Attijari conseille Maroc Telecom

Attijari conseille Maroc Telecom

A la surprise générale, le duel annoncé par Aujourd’hui Le Maroc entre le consortium Attijari Finances Corp, Merrill Lynch, et BNP Paribas Corporate Finance, d’un côté, et CFG-Morgan Stanley de l’autre (Numéro 628 du 26 avril 2004), a tourné en faveur du groupement mené par la filiale d’Attijariwafa Bank. La mission du « vainqueur » porte sur la réalisation de la mission d’évaluation, de conseil et de placement en Bourse d’une tranche publique du capital de Maroc Telecom.
Alors qu’à l’issue de l’ouverture des offres financières CFG-Morgan Stanley partait favori, un communiqué du ministère des Finances et de la Privatisation, du mercredi 2 juin 2004, indiquait que le groupement de banques composé de Merrill Lynch, de BNP Paribas Corporate Finance et de Attijari Finances Corp a été choisi.
Cette décision, précise le communiqué, a été prise par la Commission chargée de l’examen des offres, comprenant les représentants de l’Etat, de Vivendi Universal et de la société Ittissalat Al Maghrib (IAM), et ce en application du décret N 2-98-482 du 30 décembre 1998 relatif aux marchés de l’Etat et conformément aux dispositions du décret N 2-90-403 du 16 octobre 1990 relatif aux pouvoirs du ministre chargé de la mise en oeuvre des transferts des entreprises publiques au secteur privé et suite à l’appel d’offres du 23 avril 2004, relatif à cette mission.
Certains observateurs, vu le temps pris par le traitement des dossiers techniques et conformément à l’article 35 du décret du 30 décembre 1998 sur les marchés publics, se posent la question de la présence du Vivendi Universal, partant du principe que le maître d’ouvrage reste l’administration.
En plus, de source proche du dossier, un différent oppose actuellement Vivendi à la banque d’affaires Morgan Stanley. Par conséquent, après une réserve technique, son consortium ne peut qu’être disqualifié même si toutes les conditions ont été remplies !
En effet, une notation, sur 100 points, est prévue, selon la méthodologie du conseiller, son planning et ses références techniques.

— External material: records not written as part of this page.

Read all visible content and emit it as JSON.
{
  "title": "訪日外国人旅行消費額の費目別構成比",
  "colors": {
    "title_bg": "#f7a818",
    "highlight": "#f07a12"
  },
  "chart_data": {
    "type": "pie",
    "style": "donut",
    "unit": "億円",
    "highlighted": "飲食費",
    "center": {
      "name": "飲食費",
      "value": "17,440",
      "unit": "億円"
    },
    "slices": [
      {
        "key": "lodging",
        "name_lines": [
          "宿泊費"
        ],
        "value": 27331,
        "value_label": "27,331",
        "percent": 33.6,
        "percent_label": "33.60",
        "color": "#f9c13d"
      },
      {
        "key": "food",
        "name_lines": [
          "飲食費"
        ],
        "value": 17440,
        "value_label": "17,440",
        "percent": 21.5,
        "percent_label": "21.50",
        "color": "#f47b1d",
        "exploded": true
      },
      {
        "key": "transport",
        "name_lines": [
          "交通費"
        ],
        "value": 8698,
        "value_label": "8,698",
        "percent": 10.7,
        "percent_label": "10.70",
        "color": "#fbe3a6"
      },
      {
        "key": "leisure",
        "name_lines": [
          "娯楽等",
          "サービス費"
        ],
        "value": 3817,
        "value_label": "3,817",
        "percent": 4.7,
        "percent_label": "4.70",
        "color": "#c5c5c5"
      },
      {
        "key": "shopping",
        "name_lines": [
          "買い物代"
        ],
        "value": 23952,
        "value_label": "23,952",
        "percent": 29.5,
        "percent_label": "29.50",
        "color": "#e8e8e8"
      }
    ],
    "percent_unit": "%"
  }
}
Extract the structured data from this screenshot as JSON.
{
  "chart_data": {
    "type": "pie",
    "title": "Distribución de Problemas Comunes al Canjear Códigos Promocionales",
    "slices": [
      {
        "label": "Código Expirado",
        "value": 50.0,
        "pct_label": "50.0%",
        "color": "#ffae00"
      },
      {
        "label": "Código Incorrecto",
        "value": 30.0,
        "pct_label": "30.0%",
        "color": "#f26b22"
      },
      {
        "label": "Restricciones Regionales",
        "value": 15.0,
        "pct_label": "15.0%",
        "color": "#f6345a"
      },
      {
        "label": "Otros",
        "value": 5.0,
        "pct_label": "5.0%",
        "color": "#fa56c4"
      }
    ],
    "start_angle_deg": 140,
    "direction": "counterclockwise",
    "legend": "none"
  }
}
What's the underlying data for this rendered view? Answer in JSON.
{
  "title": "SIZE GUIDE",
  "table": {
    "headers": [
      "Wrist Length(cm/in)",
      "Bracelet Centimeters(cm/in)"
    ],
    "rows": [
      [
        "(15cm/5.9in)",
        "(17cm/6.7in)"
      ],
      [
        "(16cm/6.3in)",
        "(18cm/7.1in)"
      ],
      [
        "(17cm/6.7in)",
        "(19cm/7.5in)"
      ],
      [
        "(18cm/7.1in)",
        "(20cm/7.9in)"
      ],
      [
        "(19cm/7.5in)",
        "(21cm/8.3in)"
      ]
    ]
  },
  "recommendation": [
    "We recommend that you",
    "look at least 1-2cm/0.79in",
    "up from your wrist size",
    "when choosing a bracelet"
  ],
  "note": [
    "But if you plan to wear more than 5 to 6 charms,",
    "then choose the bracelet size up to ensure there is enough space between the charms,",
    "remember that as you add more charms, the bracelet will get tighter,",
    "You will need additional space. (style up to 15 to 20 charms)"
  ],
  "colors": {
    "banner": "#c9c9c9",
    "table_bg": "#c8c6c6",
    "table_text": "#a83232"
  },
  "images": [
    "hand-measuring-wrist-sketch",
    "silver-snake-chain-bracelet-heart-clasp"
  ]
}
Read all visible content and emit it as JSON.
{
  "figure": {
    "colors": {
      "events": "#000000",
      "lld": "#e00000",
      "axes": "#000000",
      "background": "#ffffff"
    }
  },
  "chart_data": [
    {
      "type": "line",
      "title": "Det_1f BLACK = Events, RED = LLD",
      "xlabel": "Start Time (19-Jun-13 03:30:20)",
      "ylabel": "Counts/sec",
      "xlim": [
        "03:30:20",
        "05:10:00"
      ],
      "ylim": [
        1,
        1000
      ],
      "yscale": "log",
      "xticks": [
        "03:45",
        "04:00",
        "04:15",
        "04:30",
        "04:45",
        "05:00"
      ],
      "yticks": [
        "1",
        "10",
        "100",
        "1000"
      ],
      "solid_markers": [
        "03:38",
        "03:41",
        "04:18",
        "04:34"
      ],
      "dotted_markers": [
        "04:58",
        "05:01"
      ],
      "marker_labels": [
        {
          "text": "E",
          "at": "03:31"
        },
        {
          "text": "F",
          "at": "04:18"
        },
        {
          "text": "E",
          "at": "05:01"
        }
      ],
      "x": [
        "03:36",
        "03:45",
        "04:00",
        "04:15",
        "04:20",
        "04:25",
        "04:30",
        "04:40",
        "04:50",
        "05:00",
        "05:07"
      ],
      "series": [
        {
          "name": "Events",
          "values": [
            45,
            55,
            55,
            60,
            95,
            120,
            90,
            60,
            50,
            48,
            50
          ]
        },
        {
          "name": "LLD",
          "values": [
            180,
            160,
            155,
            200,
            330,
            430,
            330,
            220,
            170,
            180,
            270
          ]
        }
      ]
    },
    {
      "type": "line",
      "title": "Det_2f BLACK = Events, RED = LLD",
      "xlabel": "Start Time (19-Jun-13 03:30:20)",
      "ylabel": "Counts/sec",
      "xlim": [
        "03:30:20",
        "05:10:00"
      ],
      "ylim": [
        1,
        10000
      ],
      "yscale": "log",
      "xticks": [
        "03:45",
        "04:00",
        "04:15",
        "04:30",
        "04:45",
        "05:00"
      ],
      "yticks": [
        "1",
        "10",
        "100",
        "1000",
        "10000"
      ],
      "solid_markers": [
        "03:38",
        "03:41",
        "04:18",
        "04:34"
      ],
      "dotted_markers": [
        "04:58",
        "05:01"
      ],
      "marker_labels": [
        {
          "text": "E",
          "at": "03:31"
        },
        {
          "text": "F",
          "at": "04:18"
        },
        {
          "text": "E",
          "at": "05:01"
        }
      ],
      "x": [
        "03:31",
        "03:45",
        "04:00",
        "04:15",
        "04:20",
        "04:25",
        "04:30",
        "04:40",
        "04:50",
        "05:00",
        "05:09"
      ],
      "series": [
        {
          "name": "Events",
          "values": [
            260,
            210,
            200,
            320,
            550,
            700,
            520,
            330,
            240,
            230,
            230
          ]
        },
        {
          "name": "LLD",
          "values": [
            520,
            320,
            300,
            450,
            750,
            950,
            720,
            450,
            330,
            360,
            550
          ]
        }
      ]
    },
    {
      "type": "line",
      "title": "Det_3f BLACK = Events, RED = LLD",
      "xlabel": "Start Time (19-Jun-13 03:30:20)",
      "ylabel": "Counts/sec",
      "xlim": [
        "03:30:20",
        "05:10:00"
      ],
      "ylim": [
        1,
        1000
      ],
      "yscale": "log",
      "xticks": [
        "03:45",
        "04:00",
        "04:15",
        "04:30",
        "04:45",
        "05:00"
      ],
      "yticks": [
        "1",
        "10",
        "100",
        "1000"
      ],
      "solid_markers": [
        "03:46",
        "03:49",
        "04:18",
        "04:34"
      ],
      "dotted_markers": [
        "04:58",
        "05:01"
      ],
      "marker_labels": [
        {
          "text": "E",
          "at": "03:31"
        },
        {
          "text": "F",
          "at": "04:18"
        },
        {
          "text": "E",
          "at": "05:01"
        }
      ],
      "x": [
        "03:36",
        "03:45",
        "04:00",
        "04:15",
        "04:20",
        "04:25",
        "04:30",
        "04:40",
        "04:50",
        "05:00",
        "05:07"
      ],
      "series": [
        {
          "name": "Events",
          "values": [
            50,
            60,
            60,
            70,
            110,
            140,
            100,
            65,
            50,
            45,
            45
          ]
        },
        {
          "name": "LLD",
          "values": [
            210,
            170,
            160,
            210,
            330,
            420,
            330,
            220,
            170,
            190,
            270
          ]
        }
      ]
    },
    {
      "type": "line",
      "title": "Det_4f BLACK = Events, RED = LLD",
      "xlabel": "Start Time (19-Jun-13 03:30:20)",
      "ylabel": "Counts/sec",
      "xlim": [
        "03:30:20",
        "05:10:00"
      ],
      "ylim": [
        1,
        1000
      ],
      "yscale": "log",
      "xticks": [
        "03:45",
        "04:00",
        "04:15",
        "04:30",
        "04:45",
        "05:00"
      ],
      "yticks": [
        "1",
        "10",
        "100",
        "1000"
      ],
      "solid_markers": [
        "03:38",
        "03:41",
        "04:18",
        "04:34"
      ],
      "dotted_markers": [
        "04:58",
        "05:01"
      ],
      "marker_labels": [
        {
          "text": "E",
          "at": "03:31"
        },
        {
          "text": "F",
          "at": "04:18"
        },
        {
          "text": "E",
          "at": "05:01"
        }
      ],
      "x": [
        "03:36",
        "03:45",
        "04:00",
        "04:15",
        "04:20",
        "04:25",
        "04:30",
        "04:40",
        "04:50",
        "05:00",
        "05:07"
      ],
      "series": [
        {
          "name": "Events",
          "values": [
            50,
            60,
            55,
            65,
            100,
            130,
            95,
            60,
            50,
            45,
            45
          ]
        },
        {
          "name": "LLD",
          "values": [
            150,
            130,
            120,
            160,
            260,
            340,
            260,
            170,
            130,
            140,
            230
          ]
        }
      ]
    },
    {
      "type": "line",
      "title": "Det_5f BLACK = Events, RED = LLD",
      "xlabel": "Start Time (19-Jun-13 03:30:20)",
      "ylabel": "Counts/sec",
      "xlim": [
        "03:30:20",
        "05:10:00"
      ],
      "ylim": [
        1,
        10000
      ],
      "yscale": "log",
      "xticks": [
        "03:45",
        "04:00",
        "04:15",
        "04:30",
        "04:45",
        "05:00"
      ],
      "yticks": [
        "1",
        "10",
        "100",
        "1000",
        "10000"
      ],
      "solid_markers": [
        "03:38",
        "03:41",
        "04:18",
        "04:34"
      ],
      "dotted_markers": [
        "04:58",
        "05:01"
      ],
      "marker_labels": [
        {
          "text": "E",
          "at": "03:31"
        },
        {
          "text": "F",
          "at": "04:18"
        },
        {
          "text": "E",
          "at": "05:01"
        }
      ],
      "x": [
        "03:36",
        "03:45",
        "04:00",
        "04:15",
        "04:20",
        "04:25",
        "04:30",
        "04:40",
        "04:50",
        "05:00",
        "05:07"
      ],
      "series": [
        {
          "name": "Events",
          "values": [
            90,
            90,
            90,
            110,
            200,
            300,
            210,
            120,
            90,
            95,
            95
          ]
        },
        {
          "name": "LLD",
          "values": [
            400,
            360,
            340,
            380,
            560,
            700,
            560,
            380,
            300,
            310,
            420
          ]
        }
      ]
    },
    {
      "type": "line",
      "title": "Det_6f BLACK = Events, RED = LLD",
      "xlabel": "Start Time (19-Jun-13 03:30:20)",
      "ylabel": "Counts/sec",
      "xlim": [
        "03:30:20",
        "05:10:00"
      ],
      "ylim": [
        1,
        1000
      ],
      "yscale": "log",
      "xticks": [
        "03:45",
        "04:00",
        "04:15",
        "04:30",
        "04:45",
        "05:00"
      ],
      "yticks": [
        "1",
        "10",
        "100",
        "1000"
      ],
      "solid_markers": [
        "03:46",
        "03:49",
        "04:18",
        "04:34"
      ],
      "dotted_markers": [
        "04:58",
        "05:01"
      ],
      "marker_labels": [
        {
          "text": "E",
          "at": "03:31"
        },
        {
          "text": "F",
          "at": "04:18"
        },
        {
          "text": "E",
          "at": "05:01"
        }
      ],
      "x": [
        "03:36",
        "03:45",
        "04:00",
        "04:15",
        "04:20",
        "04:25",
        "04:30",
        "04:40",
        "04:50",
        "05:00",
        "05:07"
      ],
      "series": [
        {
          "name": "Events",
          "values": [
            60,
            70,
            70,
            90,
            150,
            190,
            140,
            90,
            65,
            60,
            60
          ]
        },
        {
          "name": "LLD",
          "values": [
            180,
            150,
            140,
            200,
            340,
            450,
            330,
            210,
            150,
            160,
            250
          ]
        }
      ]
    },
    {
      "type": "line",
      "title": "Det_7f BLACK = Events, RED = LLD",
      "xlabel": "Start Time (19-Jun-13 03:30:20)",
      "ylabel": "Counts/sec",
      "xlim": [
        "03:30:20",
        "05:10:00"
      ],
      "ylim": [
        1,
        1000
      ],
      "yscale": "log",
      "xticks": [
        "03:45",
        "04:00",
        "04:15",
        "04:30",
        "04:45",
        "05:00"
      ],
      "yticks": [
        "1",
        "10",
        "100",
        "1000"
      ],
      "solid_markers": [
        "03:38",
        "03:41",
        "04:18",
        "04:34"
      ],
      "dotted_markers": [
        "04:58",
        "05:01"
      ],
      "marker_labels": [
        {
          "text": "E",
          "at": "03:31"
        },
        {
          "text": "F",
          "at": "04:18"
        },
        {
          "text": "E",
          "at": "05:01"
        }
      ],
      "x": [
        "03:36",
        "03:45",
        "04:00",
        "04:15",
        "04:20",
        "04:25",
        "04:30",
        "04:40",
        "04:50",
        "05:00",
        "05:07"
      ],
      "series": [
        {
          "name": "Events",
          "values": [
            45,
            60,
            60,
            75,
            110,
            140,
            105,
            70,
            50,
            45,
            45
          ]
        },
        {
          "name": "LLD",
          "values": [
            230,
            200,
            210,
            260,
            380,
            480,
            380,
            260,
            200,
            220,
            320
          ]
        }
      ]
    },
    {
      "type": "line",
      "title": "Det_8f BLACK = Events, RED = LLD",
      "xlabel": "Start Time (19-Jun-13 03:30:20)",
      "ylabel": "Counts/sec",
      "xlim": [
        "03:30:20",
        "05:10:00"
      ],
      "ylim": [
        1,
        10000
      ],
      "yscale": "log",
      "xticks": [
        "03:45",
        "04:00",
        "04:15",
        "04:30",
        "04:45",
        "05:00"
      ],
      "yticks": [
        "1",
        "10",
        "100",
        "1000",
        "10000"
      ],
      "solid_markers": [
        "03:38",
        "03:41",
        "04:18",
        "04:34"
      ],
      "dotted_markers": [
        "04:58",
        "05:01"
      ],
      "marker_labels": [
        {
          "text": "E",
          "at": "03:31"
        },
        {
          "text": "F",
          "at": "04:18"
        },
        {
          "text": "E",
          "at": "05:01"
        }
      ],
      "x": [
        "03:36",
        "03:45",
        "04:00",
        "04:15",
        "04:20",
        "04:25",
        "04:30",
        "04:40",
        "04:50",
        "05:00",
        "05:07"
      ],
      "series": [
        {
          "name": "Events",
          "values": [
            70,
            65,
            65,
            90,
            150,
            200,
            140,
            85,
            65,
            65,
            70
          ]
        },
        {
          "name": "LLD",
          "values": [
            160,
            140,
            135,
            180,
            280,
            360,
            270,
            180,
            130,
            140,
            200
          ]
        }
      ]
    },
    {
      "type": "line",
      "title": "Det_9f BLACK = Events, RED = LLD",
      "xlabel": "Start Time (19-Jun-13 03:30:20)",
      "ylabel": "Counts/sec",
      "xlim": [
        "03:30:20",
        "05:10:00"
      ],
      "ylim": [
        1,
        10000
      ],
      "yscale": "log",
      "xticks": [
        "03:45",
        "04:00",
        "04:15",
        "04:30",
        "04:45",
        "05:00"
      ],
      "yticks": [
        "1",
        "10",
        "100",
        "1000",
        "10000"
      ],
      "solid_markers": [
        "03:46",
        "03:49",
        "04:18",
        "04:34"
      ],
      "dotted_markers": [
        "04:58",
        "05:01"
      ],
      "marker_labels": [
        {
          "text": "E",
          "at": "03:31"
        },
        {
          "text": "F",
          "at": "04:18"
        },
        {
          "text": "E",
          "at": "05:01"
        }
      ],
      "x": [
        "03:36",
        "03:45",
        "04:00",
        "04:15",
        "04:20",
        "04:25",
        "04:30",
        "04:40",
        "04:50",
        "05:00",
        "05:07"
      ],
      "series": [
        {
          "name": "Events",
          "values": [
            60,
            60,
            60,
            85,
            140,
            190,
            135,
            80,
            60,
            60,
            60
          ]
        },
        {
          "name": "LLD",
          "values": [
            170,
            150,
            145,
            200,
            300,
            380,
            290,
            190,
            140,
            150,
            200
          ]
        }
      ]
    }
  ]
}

Sachant que la note globale a une pondération de 60 % de la notation financière et 40 % de la note technique, de simples simulations montraient que le premier rang se jouait entre le consortium d’Attijari et celui de CFG, et ce quelles que soient les notes techniques de la BCP et SGMB.
« Ce groupement, constitué de deux banques internationales de premier ordre et d’une grande banque marocaine, dispose du savoir-faire nécessaire et d’une grande expérience en matière d’introduction en Bourse et plus particulièrement des opérations télécoms et présentes toutes les qualifications et garantie pour assurer à cette opération le succès attendu », ajoute le communiqué.
Selon les termes du cahier des charges relatif à l’appel d’offres ouvert sur offres de prix, dans son article 14, « la commission désignée apprécie les capacités financières et techniques des concurrents en rapport avec la nature et l’importance des prestations, objet de la consultation et au vu des éléments contenus dans les dossiers administratifs et techniques de chaque concurrent, conformément aux dispositions de l’article 38 du décret n° 2-98-482 ». Donc, rien n’a été notifié au sujet de quelconque autre considération. En tout cas, la réaction de la banque d’affaire CFG risque d’être virulente. Son président, Amyn Alami, est resté injoignable. Pour l’heure, l’opération d’introduction en Bourse de Maroc Telecom, prévue en 2004, suscite encore un grand débat dans le milieu « huppé » des banquiers d’affaires de la place. Les enjeux derrière sont énormes et loin d’être visibles pour le commun des observateurs.